A central problem in cellular neurobiology is how the process of exocytosis of transmitters and hormones is regulated at the molecular level. Calcium is important in the process and may act by initiating the formation of fusion complexes of secretory granules to each other and to plasma membranes. We have discovered and isolated a new 47,000 MW protein (synexin) from adrenal medulla tissue that fuses chromaffin granule membranes only in the presence of calcium.

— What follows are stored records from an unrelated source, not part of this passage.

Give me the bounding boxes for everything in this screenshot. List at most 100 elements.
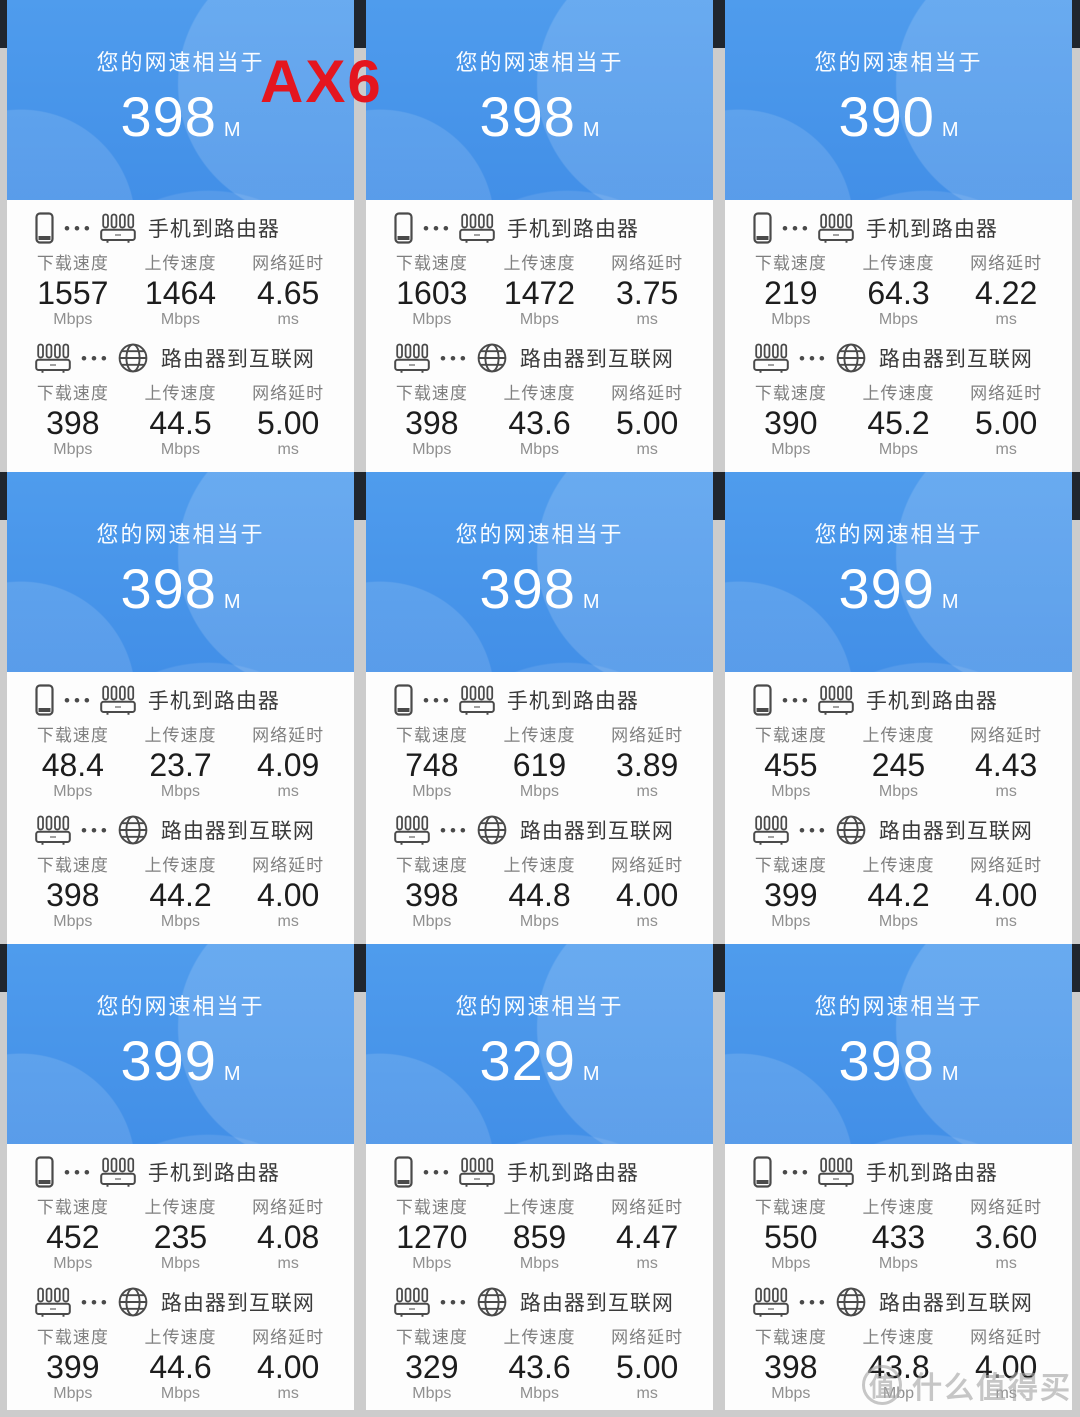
speed-value: 398 [838, 1029, 935, 1092]
speed-value: 398 [120, 557, 217, 620]
ellipsis-dots-icon: ••• [64, 1162, 94, 1182]
metric-unit: Mbps [771, 913, 811, 930]
card-header: 您的网速相当于 329 M [366, 944, 713, 1144]
metric-unit: Mbps [771, 1255, 811, 1272]
ellipsis-dots-icon: ••• [782, 690, 812, 710]
metric-value: 4.00 [975, 1349, 1038, 1385]
metrics-row: 下载速度 1270 Mbps 上传速度 859 Mbps 网络延时 4.47 ms [378, 1188, 701, 1274]
ellipsis-dots-icon: ••• [440, 348, 470, 368]
speed-line: 398 M [366, 560, 713, 633]
metric-value: 4.00 [975, 877, 1038, 913]
metric-unit: ms [995, 913, 1017, 930]
metric-label: 下载速度 [395, 1328, 468, 1347]
metric: 下载速度 398 Mbps [19, 374, 127, 460]
speed-line: 390 M [725, 88, 1072, 161]
metric: 网络延时 4.00 ms [234, 1318, 342, 1404]
metric: 下载速度 748 Mbps [378, 716, 486, 802]
metric: 上传速度 43.6 Mbps [486, 374, 594, 460]
metric-value: 398 [405, 405, 459, 441]
metric-label: 上传速度 [862, 726, 935, 745]
metric-value: 43.6 [508, 405, 571, 441]
metric-unit: Mbps [519, 311, 560, 328]
metric-label: 下载速度 [754, 1198, 827, 1217]
card-header: 您的网速相当于 398 M [7, 472, 354, 672]
metric-value: 3.75 [616, 275, 679, 311]
metric-value: 399 [46, 1349, 100, 1385]
ellipsis-dots-icon: ••• [81, 1292, 111, 1312]
link-section-header: ••• 路由器到互联网 [35, 1286, 326, 1318]
metric-label: 下载速度 [36, 726, 109, 745]
speedtest-card: 您的网速相当于 398 M ••• 手机到路由器 下载速度 748 Mbps 上传速度 619 Mb… [366, 472, 713, 944]
metric: 网络延时 5.00 ms [234, 374, 342, 460]
metric-unit: Mbps [412, 783, 452, 800]
metric-label: 上传速度 [503, 384, 576, 403]
speed-subtitle: 您的网速相当于 [455, 522, 624, 547]
link-section-title: 路由器到互联网 [160, 348, 315, 371]
metric-unit: ms [995, 783, 1017, 800]
metric-value: 44.8 [508, 877, 571, 913]
metric-unit: ms [277, 913, 299, 930]
metric-value: 44.6 [149, 1349, 212, 1385]
metric-value: 5.00 [616, 405, 679, 441]
metric: 上传速度 64.3 Mbps [845, 244, 953, 330]
link-section-title: 手机到路由器 [865, 1162, 998, 1185]
metric: 下载速度 219 Mbps [737, 244, 845, 330]
metric-label: 网络延时 [611, 726, 684, 745]
link-section-title: 路由器到互联网 [160, 1292, 315, 1315]
metric: 上传速度 245 Mbps [845, 716, 953, 802]
link-section-title: 手机到路由器 [506, 690, 639, 713]
metric-value: 23.7 [149, 747, 212, 783]
metrics-row: 下载速度 329 Mbps 上传速度 43.6 Mbps 网络延时 5.00 ms [378, 1318, 701, 1404]
ellipsis-dots-icon: ••• [423, 690, 453, 710]
speed-value: 329 [479, 1029, 576, 1092]
ellipsis-dots-icon: ••• [81, 348, 111, 368]
metric-label: 下载速度 [395, 726, 468, 745]
metric: 上传速度 45.2 Mbps [845, 374, 953, 460]
metric-label: 上传速度 [503, 1328, 576, 1347]
metric-value: 4.65 [257, 275, 320, 311]
metric-unit: Mbps [53, 441, 93, 458]
metric-value: 452 [46, 1219, 100, 1255]
metric-unit: Mbps [53, 783, 93, 800]
router-icon [459, 1157, 495, 1187]
link-section-header: ••• 路由器到互联网 [394, 814, 685, 846]
card-header: 您的网速相当于 399 M [7, 944, 354, 1144]
link-section-title: 路由器到互联网 [519, 820, 674, 843]
metric: 网络延时 3.89 ms [593, 716, 701, 802]
speed-unit-label: M [941, 591, 959, 613]
metrics-row: 下载速度 398 Mbps 上传速度 44.2 Mbps 网络延时 4.00 ms [19, 846, 342, 932]
metric-unit: Mbps [878, 913, 919, 930]
metric-label: 网络延时 [611, 856, 684, 875]
metric-value: 4.00 [616, 877, 679, 913]
ax6-annotation: AX6 [260, 48, 383, 115]
metric-value: 4.22 [975, 275, 1038, 311]
speed-value: 399 [120, 1029, 217, 1092]
metric: 上传速度 619 Mbps [486, 716, 594, 802]
metric: 下载速度 1557 Mbps [19, 244, 127, 330]
card-body: ••• 手机到路由器 下载速度 550 Mbps 上传速度 433 Mbps 网络延时 3.60 m… [725, 1144, 1072, 1410]
metric: 下载速度 398 Mbps [378, 846, 486, 932]
metric: 下载速度 1270 Mbps [378, 1188, 486, 1274]
metric: 上传速度 44.8 Mbps [486, 846, 594, 932]
metric-label: 下载速度 [754, 856, 827, 875]
router-icon [818, 685, 854, 715]
speed-line: 398 M [725, 1032, 1072, 1105]
metric-value: 1603 [396, 275, 468, 311]
metric-unit: ms [277, 441, 299, 458]
metric: 网络延时 4.08 ms [234, 1188, 342, 1274]
metric-unit: ms [636, 913, 658, 930]
speed-unit-label: M [582, 1063, 600, 1085]
metric-unit: Mbps [160, 441, 201, 458]
metric: 下载速度 452 Mbps [19, 1188, 127, 1274]
metric: 上传速度 235 Mbps [127, 1188, 235, 1274]
phone-icon [394, 1156, 413, 1188]
metric-value: 390 [764, 405, 818, 441]
metric-label: 上传速度 [144, 856, 217, 875]
metric-label: 上传速度 [503, 1198, 576, 1217]
router-icon [100, 1157, 136, 1187]
link-section-header: ••• 路由器到互联网 [35, 814, 326, 846]
ellipsis-dots-icon: ••• [782, 1162, 812, 1182]
metric-unit: ms [636, 311, 658, 328]
metric-label: 上传速度 [144, 1328, 217, 1347]
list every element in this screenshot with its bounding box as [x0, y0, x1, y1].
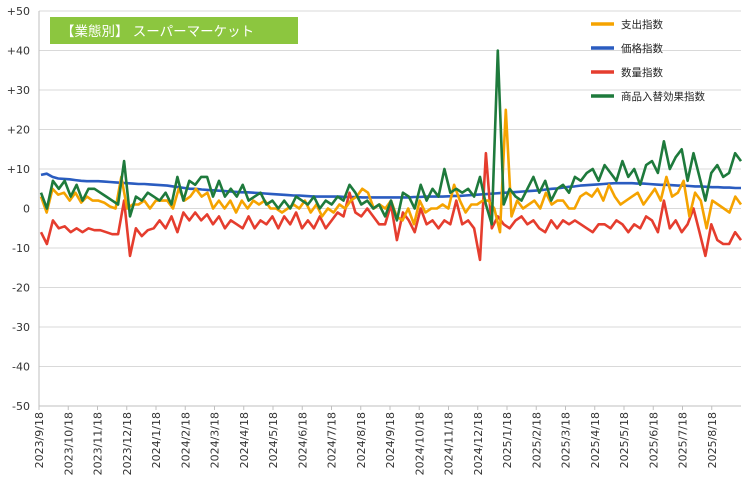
x-tick-label: 2023/11/18: [92, 412, 105, 475]
x-tick-label: 2024/6/18: [296, 412, 309, 468]
x-tick-label: 2024/3/18: [209, 412, 222, 468]
x-tick-label: 2025/6/18: [647, 412, 660, 468]
x-tick-label: 2025/7/18: [677, 412, 690, 468]
chart-title-box: 【業態別】 スーパーマーケット: [50, 17, 298, 44]
x-tick-label: 2024/12/18: [472, 412, 485, 475]
chart-title: 【業態別】 スーパーマーケット: [61, 24, 254, 40]
x-tick-label: 2025/8/18: [706, 412, 719, 468]
x-axis-ticks: 2023/9/18 2023/10/18 2023/11/18 2023/12/18 2…: [33, 406, 719, 475]
x-tick-label: 2023/12/18: [121, 412, 134, 475]
x-tick-label: 2024/8/18: [355, 412, 368, 468]
series-line: [40, 172, 741, 199]
y-tick-label: -10: [12, 242, 30, 255]
x-tick-label: 2025/5/18: [618, 412, 631, 468]
y-tick-label: -40: [12, 361, 30, 374]
x-tick-label: 2024/11/18: [443, 412, 456, 475]
legend-label: 商品入替効果指数: [621, 90, 705, 103]
y-tick-label: +30: [7, 84, 30, 97]
x-tick-label: 2025/3/18: [560, 412, 573, 468]
chart-title-background: [50, 17, 298, 44]
legend-label: 数量指数: [621, 66, 663, 79]
x-tick-label: 2023/9/18: [33, 412, 46, 468]
x-tick-label: 2024/2/18: [179, 412, 192, 468]
y-tick-label: -30: [12, 321, 30, 334]
y-tick-label: 0: [23, 203, 30, 216]
x-tick-label: 2024/1/18: [150, 412, 163, 468]
x-tick-label: 2024/5/18: [267, 412, 280, 468]
x-tick-label: 2024/9/18: [384, 412, 397, 468]
y-tick-label: +20: [7, 124, 30, 137]
y-tick-label: +10: [7, 163, 30, 176]
series-line: [39, 49, 743, 226]
legend-label: 支出指数: [621, 18, 663, 31]
y-tick-label: -20: [12, 282, 30, 295]
x-tick-label: 2023/10/18: [62, 412, 75, 475]
y-tick-label: +40: [7, 45, 30, 58]
x-tick-label: 2025/4/18: [589, 412, 602, 468]
y-tick-label: -50: [12, 400, 30, 413]
x-tick-label: 2025/2/18: [530, 412, 543, 468]
x-tick-label: 2024/7/18: [326, 412, 339, 468]
y-tick-label: +50: [7, 5, 30, 18]
y-axis-ticks: +50 +40 +30 +20 +10 0 -10 -20 -30 -40 -50: [7, 5, 30, 413]
x-tick-label: 2025/1/18: [501, 412, 514, 468]
legend-label: 価格指数: [621, 42, 663, 55]
x-tick-label: 2024/4/18: [238, 412, 251, 468]
series-lines: [39, 49, 743, 262]
x-tick-label: 2024/10/18: [413, 412, 426, 475]
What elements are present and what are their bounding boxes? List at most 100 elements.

Synexin activity was detected in a number of secretory tissues including human platelets and bovine brain, and the synexin molecule was found by immunofluorescent cytochemistry to be localized to the cytoplasm of chromaffin cells. Purified synexin molecules were found to self-associate in the presence of Ca++ to form paracrystalline arrays of 50 X 150 A rods, and the association was dependent on [Ca++] in an identical fashion to the Ca++ dependence of granule membrane fusion. On the basis of these data we suggest that synexin may be the intracellular receptor for calcium during exocytosis. However, the actual release event of 'fission' of the secretory vesicle-plasma membrane complex did not appear to be related to synexin action, and we have considered the hypothesis that the chemiosmotic mechanism for ATP, Cl--dependent chromaffin granule lysis might provide the necessary localized force. We have now shown that the granule model successfully predicts the secretory properties of human platelets, bovine parathyroid cells, and bovine chromaffin cells. Like the granule lysis system, secretion from these cells required specific anions in the medium was inhibited by anion transport blocking drugs and proton ionophores, and was suppressed by elevated osmotic strength. We suggest that secretory granules fused to plasma membranes in secreting cells, perhaps by synexin, may experience net solute uptake and subsequently undergo local, outwardly directed osmotic lysis, or exocytosis.